Collaborate. It’s as fun to go to spin class with a friend as it is to be creative with one. I first refined my crystal technique while I was hanging out at a friend’s studio. His work was in an entirely different zone, but those techniques and methods ended up being perfect for what I was doing, and I wouldn’t have known about them otherwise. Since then, some of my most exciting work has come out of collaborating on a project. I made a crystal garter for Rihanna, set a Supreme hoodie on fire for Lady Gaga, and created some crazy melted face masks for Vogue Hommes Japan. These aren’t the kind of things that I would have thought to do in my free time, but when those stylists asked me to create them, I said yes. A dialogue with people who have different skill sets and ideas can only help you enhance your own. Invite a friend or two over for a crafting or brainstorm session. I guarantee that you’ll end the night inspired.

Be confident. As a full-time designer with perpetually looming deadlines, rent, and responsibilities, I often find myself stuck, uninspired, or feeling various degrees of self-doubt. These feelings grow heavy every time I start a new collection, but I’ve mastered how to get through it. Yet there were new monsters lurking once I started writing again. When Nylon first approached me about doing a column I was over the moon, but that was soon clouded by fear and apprehension. I won creative writing awards as a pre-teen, but stopped when I got sick. I had barely written anything more than an email since college. Did I have it in me to properly tackle this wonderful opportunity? I turned to Ira Glass and his thoughts on creativity. This quote from a radio interview gets passed around the internet every few months and is worth reprinting in its entirety:

"Nobody tells this to people who are beginners, I wish someone told me. All of us who do creative work, we get into it because we have good taste. But there is this gap. For the first couple years you make stuff, it’s just not that good. It’s trying to be good, it has potential, but it’s not. But your taste, the thing that got you into the game, is still killer. And your taste is why your work disappoints you. A lot of people never get past this phase, they quit. Most people I know who do interesting, creative work went through years of this. We know our work doesn’t have this special thing that we want it to have. We all go through this. And if you are just starting out or you are still in this phase, you gotta know its normal and the most important thing you can do is do a lot of work. Put yourself on a deadline so that every week you will finish one story. It is only by going through a volume of work that you will close that gap, and your work will be as good as your ambitions. And I took longer to figure out how to do this than anyone I’ve ever met. It’s gonna take awhile. It’s normal to take awhile. You’ve just gotta fight your way through."

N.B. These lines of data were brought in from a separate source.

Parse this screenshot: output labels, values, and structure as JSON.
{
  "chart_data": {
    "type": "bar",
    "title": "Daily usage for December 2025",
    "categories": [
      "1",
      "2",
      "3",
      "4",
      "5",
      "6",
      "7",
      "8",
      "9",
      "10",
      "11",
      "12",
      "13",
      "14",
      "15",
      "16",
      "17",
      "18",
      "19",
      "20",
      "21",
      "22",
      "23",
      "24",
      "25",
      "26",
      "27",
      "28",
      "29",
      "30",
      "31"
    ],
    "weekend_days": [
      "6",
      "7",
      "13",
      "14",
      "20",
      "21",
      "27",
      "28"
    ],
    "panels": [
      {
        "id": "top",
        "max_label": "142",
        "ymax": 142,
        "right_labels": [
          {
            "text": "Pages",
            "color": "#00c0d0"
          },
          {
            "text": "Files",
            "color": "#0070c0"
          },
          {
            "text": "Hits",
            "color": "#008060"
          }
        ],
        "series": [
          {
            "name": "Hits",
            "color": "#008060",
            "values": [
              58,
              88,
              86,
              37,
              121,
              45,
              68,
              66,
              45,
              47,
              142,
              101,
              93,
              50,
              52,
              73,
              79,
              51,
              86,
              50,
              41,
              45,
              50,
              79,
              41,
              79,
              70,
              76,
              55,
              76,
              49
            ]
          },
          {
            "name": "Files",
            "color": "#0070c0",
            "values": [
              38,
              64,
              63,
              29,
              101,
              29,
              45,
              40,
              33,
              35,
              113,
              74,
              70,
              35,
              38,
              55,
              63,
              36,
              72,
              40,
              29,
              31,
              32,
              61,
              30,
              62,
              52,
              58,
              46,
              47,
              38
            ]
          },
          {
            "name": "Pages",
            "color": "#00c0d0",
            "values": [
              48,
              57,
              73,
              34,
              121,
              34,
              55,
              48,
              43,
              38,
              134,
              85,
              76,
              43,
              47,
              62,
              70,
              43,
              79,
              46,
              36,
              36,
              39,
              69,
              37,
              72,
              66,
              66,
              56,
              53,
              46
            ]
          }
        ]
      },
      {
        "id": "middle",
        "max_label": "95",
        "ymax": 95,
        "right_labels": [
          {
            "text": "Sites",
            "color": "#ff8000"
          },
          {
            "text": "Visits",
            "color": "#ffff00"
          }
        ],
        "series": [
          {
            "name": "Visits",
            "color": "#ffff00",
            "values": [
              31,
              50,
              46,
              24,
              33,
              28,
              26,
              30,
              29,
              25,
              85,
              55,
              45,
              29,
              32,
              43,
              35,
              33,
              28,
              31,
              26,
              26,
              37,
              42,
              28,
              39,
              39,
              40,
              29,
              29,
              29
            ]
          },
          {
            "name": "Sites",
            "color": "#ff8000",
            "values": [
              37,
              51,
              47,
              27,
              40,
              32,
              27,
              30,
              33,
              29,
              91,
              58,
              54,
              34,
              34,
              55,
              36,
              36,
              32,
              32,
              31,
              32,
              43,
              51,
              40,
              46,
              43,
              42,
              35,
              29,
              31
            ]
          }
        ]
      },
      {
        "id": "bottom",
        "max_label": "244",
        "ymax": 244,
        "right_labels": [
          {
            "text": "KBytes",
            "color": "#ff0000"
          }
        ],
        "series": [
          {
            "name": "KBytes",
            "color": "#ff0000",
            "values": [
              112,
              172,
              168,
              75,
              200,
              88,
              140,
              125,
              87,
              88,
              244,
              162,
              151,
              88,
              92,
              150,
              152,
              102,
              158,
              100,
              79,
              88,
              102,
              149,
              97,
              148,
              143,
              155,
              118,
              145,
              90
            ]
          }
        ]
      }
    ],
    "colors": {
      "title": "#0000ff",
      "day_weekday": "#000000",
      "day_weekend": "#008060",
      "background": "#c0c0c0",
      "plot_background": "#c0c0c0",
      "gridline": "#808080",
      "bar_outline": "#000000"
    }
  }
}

I let this sit for a while, and thought about those Barbies in the attic. From the top floor to the basement of my parents' house, there’s a museum’s worth of mediocre art. Sure, some of what I did during those years was pretty damn good, but I look back on a lot of it and almost feel embarrassed for my former self. How did I ever think any of this had merit? How did I wear these weird, hand-sewn spandex pirate dresses in public? Have you ever read the rhyming poetry journal of a depressed teenager? It’s terrible! But being repeatedly terrible is what allowed me to get here, and to get better. My fear was gone, and the columns began... I just had to try. Once you start being creative, there’s nowhere to go but up.